You might assign a label to a namespace container of a volume. If a label is not assigned, the namespace container inherits the label of its data container. The namespace label is NOT changed when moving a volume from one label to another. The namespace inherits the data container label at the time of volume creation if you do not specify a label to a namespace container explicitly.

However, if you assign a label to a namespace container but not to a data container, the data container is assigned the default label.

Once the data container and the namespace container are labelled, their labels are independent of each other.

At the time of Volume creation, the system chooses the SPs with matching labels. If the volume or its namespace container is associated with a label, creation fails if there are insufficient nodes with SPs having the same label.

If only one matching SP is present for a 2/3-way replicated volume, only a single replica is created for that volume.

When creating containers, the system checks for nodes/storage pools with matching labels in the topology requested. Container creation fails if there are no nodes/storage pools with matching labels in the topology requested, even if there are such nodes/storage pools in other topologies.

When the label of a volume is changed, replicas cannot be migrated within the file server, from one SP with the old label to another SP with the desired label. If there are no other SPs, all old copies will not be fully migrated to the new desired label.

ATTENTION CLDB volumes are an exception. CLDB volumes can be created on any storage pool. Labels do not apply to CLDB volumes.

Enable the Storage Labels Feature on an Upgraded Cluster

The Storage Labels feature is already enabled on a new HPE Data Fabric version 6.2 cluster.

On a cluster upgraded to version 6.2, enable the Storage Labels feature with the command:

maprcli cluster feature enable -name cldb.lbs.support

This feature takes effect immediately without the need to fail over CLDB. This feature cannot be disabled once it is enabled.

Usage Sequence

You must perform label creation and assignment in the following sequence:

Register a label - Ensures that random labels are not assigned to SPs and Volumes.
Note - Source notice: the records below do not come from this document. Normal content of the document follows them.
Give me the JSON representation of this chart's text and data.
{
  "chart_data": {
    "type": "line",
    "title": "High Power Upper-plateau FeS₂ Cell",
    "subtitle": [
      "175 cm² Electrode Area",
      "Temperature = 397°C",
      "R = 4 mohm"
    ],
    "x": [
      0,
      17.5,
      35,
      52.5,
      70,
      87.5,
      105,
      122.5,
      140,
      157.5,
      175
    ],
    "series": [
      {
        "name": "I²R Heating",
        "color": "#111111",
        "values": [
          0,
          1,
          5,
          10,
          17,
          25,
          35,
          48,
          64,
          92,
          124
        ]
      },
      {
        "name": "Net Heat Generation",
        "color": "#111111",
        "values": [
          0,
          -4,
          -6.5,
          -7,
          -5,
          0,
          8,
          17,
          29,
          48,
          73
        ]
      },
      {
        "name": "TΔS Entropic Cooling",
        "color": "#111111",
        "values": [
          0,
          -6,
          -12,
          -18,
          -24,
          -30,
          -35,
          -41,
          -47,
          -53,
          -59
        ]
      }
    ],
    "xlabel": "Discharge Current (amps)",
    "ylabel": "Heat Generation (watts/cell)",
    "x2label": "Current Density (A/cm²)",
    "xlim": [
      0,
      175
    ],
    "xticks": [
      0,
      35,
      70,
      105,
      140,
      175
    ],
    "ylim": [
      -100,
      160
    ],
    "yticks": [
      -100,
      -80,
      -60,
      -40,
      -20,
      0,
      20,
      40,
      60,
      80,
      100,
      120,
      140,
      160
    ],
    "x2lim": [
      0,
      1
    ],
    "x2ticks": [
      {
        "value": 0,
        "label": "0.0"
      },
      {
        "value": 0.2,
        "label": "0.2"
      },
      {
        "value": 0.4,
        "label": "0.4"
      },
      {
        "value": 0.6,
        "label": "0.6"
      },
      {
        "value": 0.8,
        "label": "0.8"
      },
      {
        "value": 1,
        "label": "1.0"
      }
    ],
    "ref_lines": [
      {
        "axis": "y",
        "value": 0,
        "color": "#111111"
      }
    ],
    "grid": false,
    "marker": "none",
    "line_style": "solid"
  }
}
A label once registered cannot be deleted or prevented from being used.
Assign a label to a Storage Pool - Select any disk in the SP to assign a label. You can create a storage pool, and simultaneously set its label as well.
Assign a label to a volume. You can assign a label at volume creation using the volume create command.

Override Topology and Storage Pool Adherences

You can override topology and SP adherences for critically under-replicated containers. The Storage Labels feature contains the following two settings.
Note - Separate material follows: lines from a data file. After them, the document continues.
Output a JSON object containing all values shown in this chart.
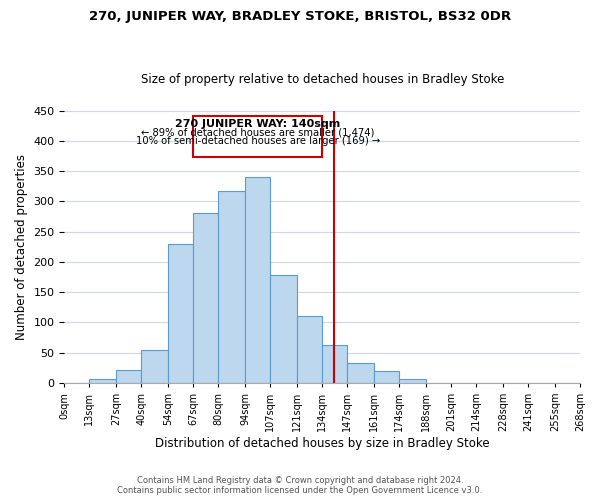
{
  "title1": "270, JUNIPER WAY, BRADLEY STOKE, BRISTOL, BS32 0DR",
  "title2": "Size of property relative to detached houses in Bradley Stoke",
  "xlabel": "Distribution of detached houses by size in Bradley Stoke",
  "ylabel": "Number of detached properties",
  "bin_labels": [
    "0sqm",
    "13sqm",
    "27sqm",
    "40sqm",
    "54sqm",
    "67sqm",
    "80sqm",
    "94sqm",
    "107sqm",
    "121sqm",
    "134sqm",
    "147sqm",
    "161sqm",
    "174sqm",
    "188sqm",
    "201sqm",
    "214sqm",
    "228sqm",
    "241sqm",
    "255sqm",
    "268sqm"
  ],
  "bar_values": [
    0,
    7,
    22,
    55,
    230,
    281,
    317,
    340,
    178,
    110,
    62,
    33,
    19,
    7,
    0,
    0,
    0,
    0,
    0,
    0
  ],
  "bar_left_edges": [
    0,
    13,
    27,
    40,
    54,
    67,
    80,
    94,
    107,
    121,
    134,
    147,
    161,
    174,
    188,
    201,
    214,
    228,
    241,
    255
  ],
  "bar_widths": [
    13,
    14,
    13,
    14,
    13,
    13,
    14,
    13,
    14,
    13,
    13,
    14,
    13,
    14,
    13,
    13,
    14,
    13,
    14,
    13
  ],
  "bar_color": "#bdd7ee",
  "bar_edgecolor": "#5b9bd5",
  "vline_x": 140,
  "vline_color": "#cc0000",
  "annotation_title": "270 JUNIPER WAY: 140sqm",
  "annotation_line1": "← 89% of detached houses are smaller (1,474)",
  "annotation_line2": "10% of semi-detached houses are larger (169) →",
  "annotation_box_edgecolor": "#cc0000",
  "ylim": [
    0,
    450
  ],
  "yticks": [
    0,
    50,
    100,
    150,
    200,
    250,
    300,
    350,
    400,
    450
  ],
  "footer1": "Contains HM Land Registry data © Crown copyright and database right 2024.",
  "footer2": "Contains public sector information licensed under the Open Government Licence v3.0.",
  "bg_color": "#ffffff",
  "grid_color": "#d0d8e8"
}
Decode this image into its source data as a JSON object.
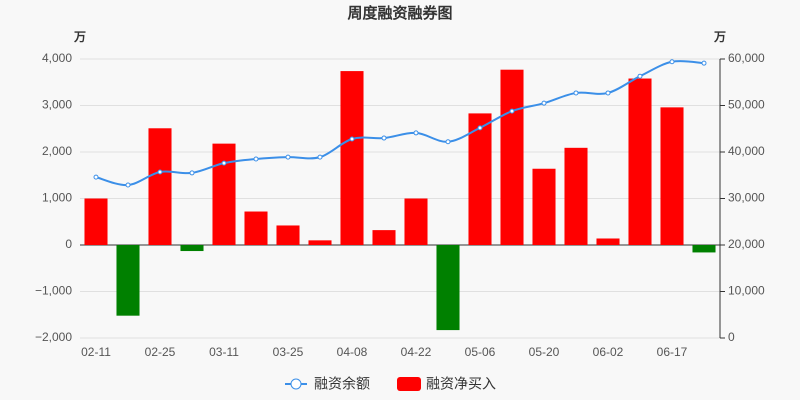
{
  "chart_data": {
    "type": "bar_line",
    "title": "周度融资融券图",
    "y_unit": "万",
    "y2_unit": "万",
    "categories": [
      "02-11",
      null,
      "02-25",
      null,
      "03-11",
      null,
      "03-25",
      null,
      "04-08",
      null,
      "04-22",
      null,
      "05-06",
      null,
      "05-20",
      null,
      "06-02",
      null,
      "06-17",
      null
    ],
    "series": [
      {
        "name": "融资余额",
        "type": "line",
        "axis": "y2",
        "color": "#3b8fe8",
        "smooth": true,
        "values": [
          34600,
          32900,
          35700,
          35500,
          37600,
          38500,
          38900,
          38900,
          42800,
          43000,
          44100,
          42200,
          45200,
          48800,
          50500,
          52700,
          52700,
          56300,
          59400,
          59100
        ]
      },
      {
        "name": "融资净买入",
        "type": "bar",
        "color": "#ff0000",
        "negative_color": "#008000",
        "values": [
          1000,
          -1520,
          2510,
          -130,
          2180,
          720,
          420,
          100,
          3740,
          320,
          1000,
          -1830,
          2830,
          3770,
          1640,
          2090,
          140,
          3580,
          2960,
          -160
        ]
      }
    ],
    "ylim": [
      -2000,
      4000
    ],
    "yticks": [
      {
        "value": -2000,
        "label": "−2,000"
      },
      {
        "value": -1000,
        "label": "−1,000"
      },
      0,
      {
        "value": 1000,
        "label": "1,000"
      },
      {
        "value": 2000,
        "label": "2,000"
      },
      {
        "value": 3000,
        "label": "3,000"
      },
      {
        "value": 4000,
        "label": "4,000"
      }
    ],
    "y2lim": [
      0,
      60000
    ],
    "y2ticks": [
      0,
      {
        "value": 10000,
        "label": "10,000"
      },
      {
        "value": 20000,
        "label": "20,000"
      },
      {
        "value": 30000,
        "label": "30,000"
      },
      {
        "value": 40000,
        "label": "40,000"
      },
      {
        "value": 50000,
        "label": "50,000"
      },
      {
        "value": 60000,
        "label": "60,000"
      }
    ],
    "grid": true
  }
}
honor.topology.for.critical.replication - default value is 1 (true). When set to 0 (false), critically under-replicated containers are replicated outside their topology, if space is not available within their topology.
```
/opt/mapr/bin/maprcli config save -values '{"honor.topology.for.critical.replication":"0"}'
```
honor.label.for.critical.replication - default value is 1 (true). When set to 0 (false), critically under-replicated containers are replicated on other SPs, even if their labels do not match the labels of the SPs.
```
/opt/mapr/bin/maprcli config save -values '{"honor.label.for.critical.replication":"0"}'
```

Storage Label Commands

Use the label add command to register a label.

Use the disk add or the disk setlabel command to label an SP.

Use the volume create or the volume move command to label a volume.

Use the label list command to list all registered labels.

Use the node list command to list all labels associated with a node.

Use the dashboard info command to view the list of registered labels and the number of associated volumes and storage pools.

Use the mrconfig sp list command to view all storage pool information, including the labels associated with the storage pools.

Use the disk list command to view the labels associated with disks.